6 thoughts on “Another look at New England Realty Associates LP – NEN”

  1. One catch is that a taxable investor will have to pay Massachusetts income tax. There is no minimum amount under which no tax return needs to be filed. That will be an annual nuisance. I used to own it and sold it partly for that reason.

  2. seemed better before the new young ceo paid 25x ebitda for recent acquisition. now there is also risk that the new generation is hellbent on growth.

  3. One wonders what role junior’s uncle, i.e., Harold Brown’s brother is playing in the company. I am a shareholder and am concerned about the Woburn apartment purchase at the top of the market. Even before COVID-19, it was not clear how much the rents could be raised given the community – it is ok, not just one that is considered very desirable.
    To add to what has been written above, It should be noted that since the firm own properties in Massachusetts now has strong anti-eviction measures related to COVID-19. As noted this will affect revenues.

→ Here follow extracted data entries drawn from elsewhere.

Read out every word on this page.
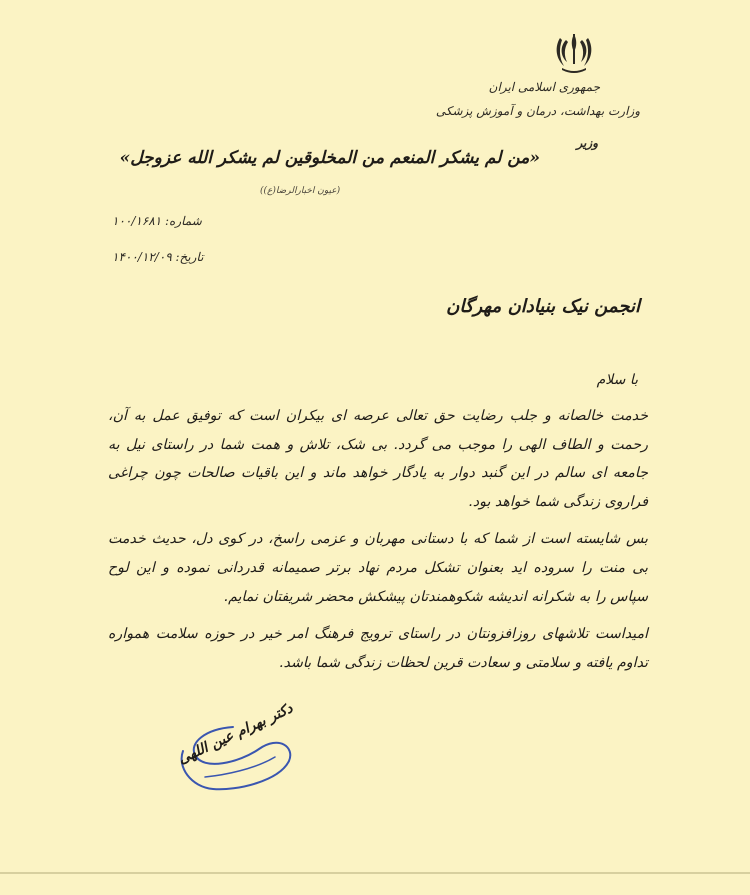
جمهوری اسلامی ایران
وزارت بهداشت، درمان و آموزش پزشکی
وزیر
«من لم یشکر المنعم من المخلوقین لم یشکر الله عزوجل»
(عیون اخبارالرضا(ع))
شماره: ۱۰۰/۱۶۸۱
تاریخ: ۱۴۰۰/۱۲/۰۹
انجمن نیک بنیادان مهرگان
با سلام

خدمت خالصانه و جلب رضایت حق تعالی عرصه ای بیکران است که توفیق عمل به آن، رحمت و الطاف الهی را موجب می گردد. بی شک، تلاش و همت شما در راستای نیل به جامعه ای سالم در این گنبد دوار به یادگار خواهد ماند و این باقیات صالحات چون چراغی فراروی زندگی شما خواهد بود.

بس شایسته است از شما که با دستانی مهربان و عزمی راسخ، در کوی دل، حدیث خدمت بی منت را سروده اید بعنوان تشکل مردم نهاد برتر صمیمانه قدردانی نموده و این لوح سپاس را به شکرانه اندیشه شکوهمندتان پیشکش محضر شریفتان نمایم.

امیداست تلاشهای روزافزونتان در راستای ترویج فرهنگ امر خیر در حوزه سلامت همواره تداوم یافته و سلامتی و سعادت قرین لحظات زندگی شما باشد.

دکتر بهرام عین اللهی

  4. You should get a K-1 (it’s been years since I owned it) since it’s a partnership. To what extent Massachusetts will attempt to collect say $ 100 or so in state tax is not known. On the other hand it’s also known as Taxachusetts.
    To add to the comment by Rosenthal I believe I sold years ago because it seemed to me that they had paid a high price for an apartment building. Granted it’s priced cheaply with a great longterm record. Some of their apartments are intended for students so the lockdown will affect current results too, along with nonpayments by tenants (and at least part of the Democratic Party is advocating for continued nonpayment).

    1. Yes, I get my K-1 every year. You are absolutely correct about the short-term issues at play. Owning this requires some confidence that in the medium and long terms, the partnership will be more or less unaffected.